REPUBLIKA.CO.ID, JAKARTA -- Anggota Komisi XI DPR RI dari Fraksi Partai Keadilan Sejahtera (FPKS) Ecky Awal Mucharam mengatakan, adanya pemutusan hubungan kerja (PHK) massal merupakan kenyataan pahit yang disebabkan adanya perlambatan pertumbuhan ekonomi.
“Jika sektor riil terpuruk, maka sebagian besar masyarakat menjadi korban. Oleh karena itu pemerintah harus bertanggung jawab dengan cara menjaga daya beli tetap tinggi, mengembalikan gairah pelaku ekonomi, serta menciptakan lapangan kerja khususnya di sektor-sektor padat karya,” kata Ecky, Rabu (4/6).
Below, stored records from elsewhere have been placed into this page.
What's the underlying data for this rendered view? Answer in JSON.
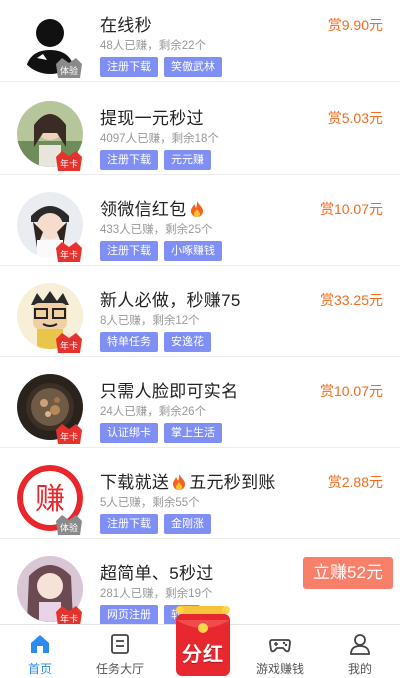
{
  "tasks": [
    {
      "title": "在线秒",
      "stats": "48人已赚，剩余22个",
      "tags": [
        "注册下载",
        "笑傲武林"
      ],
      "reward": "赏9.90元",
      "badge": "体验",
      "badge_color": "#8a8a8a",
      "avatar": "silhouette"
    },
    {
      "title": "提现一元秒过",
      "stats": "4097人已赚，剩余18个",
      "tags": [
        "注册下载",
        "元元赚"
      ],
      "reward": "赏5.03元",
      "badge": "年卡",
      "badge_color": "#e5322d",
      "avatar": "girl-green"
    },
    {
      "title": "领微信红包",
      "title_icon": "fire-icon",
      "stats": "433人已赚，剩余25个",
      "tags": [
        "注册下载",
        "小啄赚钱"
      ],
      "reward": "赏10.07元",
      "badge": "年卡",
      "badge_color": "#e5322d",
      "avatar": "girl-cap"
    },
    {
      "title": "新人必做，秒赚75",
      "stats": "8人已赚，剩余12个",
      "tags": [
        "特单任务",
        "安逸花"
      ],
      "reward": "赏33.25元",
      "badge": "年卡",
      "badge_color": "#e5322d",
      "avatar": "cartoon"
    },
    {
      "title": "只需人脸即可实名",
      "stats": "24人已赚，剩余26个",
      "tags": [
        "认证绑卡",
        "掌上生活"
      ],
      "reward": "赏10.07元",
      "badge": "年卡",
      "badge_color": "#e5322d",
      "avatar": "food"
    },
    {
      "title": "下载就送",
      "title_icon": "fire-icon",
      "title_suffix": "五元秒到账",
      "stats": "5人已赚，剩余55个",
      "tags": [
        "注册下载",
        "金刚涨"
      ],
      "reward": "赏2.88元",
      "badge": "体验",
      "badge_color": "#8a8a8a",
      "avatar": "zhuan"
    },
    {
      "title": "超简单、5秒过",
      "stats": "281人已赚，剩余19个",
      "tags": [
        "网页注册",
        "软件"
      ],
      "reward": "",
      "badge": "年卡",
      "badge_color": "#e5322d",
      "avatar": "girl-pink"
    }
  ],
  "claim_button": "立赚52元",
  "tabbar": {
    "home": "首页",
    "tasks": "任务大厅",
    "dividend": "分红",
    "games": "游戏赚钱",
    "me": "我的"
  },
  "avatar_glyph": "赚",
  "colors": {
    "accent": "#2a8cf0",
    "reward": "#f26b1d",
    "tag": "#7f8ff3",
    "claim": "#f8806a"
  }
}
Berdasarkan data Badan Pusat Statistik (BPS) yang dilansir bulan Februari 2015, pengangguran terbuka sudah bertambah sebesar 300 ribu orang menjadi 7,45 juta orang atau sebesar 5,81 persen dari total angkatan kerja. Sementara itu pada semester sebelumnya, pengangguran masih berjumlah 7,15 juta orang atau sebesar 5,7 persen angkatan kerja.
Menurut Ecky, ini merupakan rekor pengangguran tertinggi sejak Agustus 2012 di mana pengangguran tercatat sebesar 7,24 juta orang. Hampir bisa dipastikan angka pengangguran saat ini bertambah lagi sebab banyak laporan mengenai pemutusan hubungan kerja dari berbagai sektor industri tekstil, alas kaki, pertambangan, migas, semen, serta otomotif, termasuk kawasan industri seperi Batam atau sentra tekstil Majalaya.
Pada dasarnya PHK besar-besaran ini terjadi akibat kedua sisi ekonomi baik sisi permintaan maupun sisi penawaran terpuruk. Di sisi permintaan selain faktor pelemahan ekonomi Tiongkok yang menghambat ekspor, yang paling memukul sebetulnya adalah pelemahan konsumsi akibat lonjakan inflasi setelah dilepasnya harga BBM ke pasar.
Sementara di sisi penawaran, pelemahan terjadi akibat melempemnya belanja modal pemerintah, serta para investor swasta yang kepercayaan dirinya tergerus akibat situasi politik yang gaduh serta penegakan hukum yang tak menentu. Makanya pemerintah harus memperkuat kedua sisi tersebut.